To the Editor:
Physicians usually try to quantify complex biological phenomena through simple laboratory assays. So several tests have been developed to assess the inflammatory response, a nonspecific intricate system of response against different aggressors that includes multiple mechanisms of innate and adaptive immunity. These tests are often used interchangeably or redundantly, on the assumption that all evaluate the same processes. In this vein Crowson and colleagues1 compared the erythrocyte sedimentation rate (ESR) and C-reactive protein (CRP) to assess inflammation in patients with rheumatoid arthritis (RA). The authors conclude that it is not necessary to obtain both measures and that, where available, the CRP alone may be preferred for disease activity assessment. In the accompanying editorial2, Dr. Wolfe critically discusses these conclusions and knocks down some myths about both laboratory tests; however, we are convinced that we must go one step beyond.
The term acute-phase reaction was coined long ago, and the core concept of this response has been evolving over time. Now it is clear that the acute-phase reaction is not a global, well coordinated response; rather, the various acute-phase reactants are independently regulated3. Since each acute-phase reactant is the result of a unique immune circuit, it is ingenuous to consider that it evaluates the inflammatory process as a whole. Indeed, while the ESR is a surrogate marker of the presence of various cationic proteins that promote the formation of rouleaux structures4, CRP is a protein massively induced as part of the innate immune response to tissue injury.
More importantly, clinicians should bear in mind that the proteins induced during an inflammatory response have intrinsic physiological effects beyond their clinical application as markers of inflammation. For instance, cumulative evidence suggests that the ultimate effect of CRP action might be antiinflammatory5. Besides its extended use as an acute-phase reactant, CRP has the physiological function to bind to damaged cell membranes and small ribonucleoproteins in apoptotic cells6. Membrane-bound CRP is recognized by C1q and activates the early components of the classical complement pathway; however, CRP also provides secondary binding sites for factor H, a complement regulatory protein that accelerates the decay of C3 and C5 convertases and destabilizes the amplification loops, thus attenuating the formation of the membrane-attack complexes7. Additionally, the engagement of the FcγR on macrophages by CRP has striking effects on the phagocytosis of apoptotic cells. Then, ingestion of apoptotic cells in the presence of early components of the classical complement pathway activation, but not assembly of the terminal complement components, results in inhibition of the production of proinflammatory cytokines (as tumor necrosis factor and interleukin 1ß) through mechanisms involving overproduction of transforming growth factor-ß (TGF-ß), a prototypical antiinflammatory cytokine8.

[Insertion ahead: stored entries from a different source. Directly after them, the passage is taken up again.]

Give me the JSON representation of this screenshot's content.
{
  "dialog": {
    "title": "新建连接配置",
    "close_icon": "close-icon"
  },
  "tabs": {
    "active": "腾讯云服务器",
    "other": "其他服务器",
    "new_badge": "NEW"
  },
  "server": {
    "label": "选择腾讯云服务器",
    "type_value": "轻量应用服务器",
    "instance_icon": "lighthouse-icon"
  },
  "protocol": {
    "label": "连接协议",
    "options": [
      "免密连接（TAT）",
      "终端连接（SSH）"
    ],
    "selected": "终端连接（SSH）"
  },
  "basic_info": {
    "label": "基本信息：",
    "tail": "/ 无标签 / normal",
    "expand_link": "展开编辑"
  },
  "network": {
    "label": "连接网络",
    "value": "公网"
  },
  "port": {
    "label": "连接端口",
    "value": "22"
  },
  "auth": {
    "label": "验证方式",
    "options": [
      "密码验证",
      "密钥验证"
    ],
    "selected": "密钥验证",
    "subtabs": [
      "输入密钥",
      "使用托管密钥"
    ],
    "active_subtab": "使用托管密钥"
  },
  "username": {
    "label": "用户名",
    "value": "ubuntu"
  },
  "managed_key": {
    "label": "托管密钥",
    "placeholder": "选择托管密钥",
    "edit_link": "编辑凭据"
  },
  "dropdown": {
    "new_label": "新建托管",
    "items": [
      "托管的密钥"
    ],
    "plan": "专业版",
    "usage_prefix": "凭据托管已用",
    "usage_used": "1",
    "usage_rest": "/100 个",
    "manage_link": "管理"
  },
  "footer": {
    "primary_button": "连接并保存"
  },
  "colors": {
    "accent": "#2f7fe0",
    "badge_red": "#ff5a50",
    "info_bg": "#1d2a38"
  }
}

The most dramatic expression of the importance of CRP as an antiinflammatory molecule that prevents autoimmunity comes from systemic lupus erythematosus. The underpowered CRP response seen in patients with lupus nephritis is very likely a contributory factor leading to impaired handling of apoptotic cells and clearance of immune complexes, enabling the development of immune response to self3,7.
Briefly, we are certain that every acute-phase reaction can give us much more information than just a measure of inflammation. It must be clear that each biomarker may also have different roles in selected clinical conditions, and it is not appropriate to replace one with another. The time has come for rheumatologists to understand the story behind and the meaning of each acute-phase protein in specific clinical settings.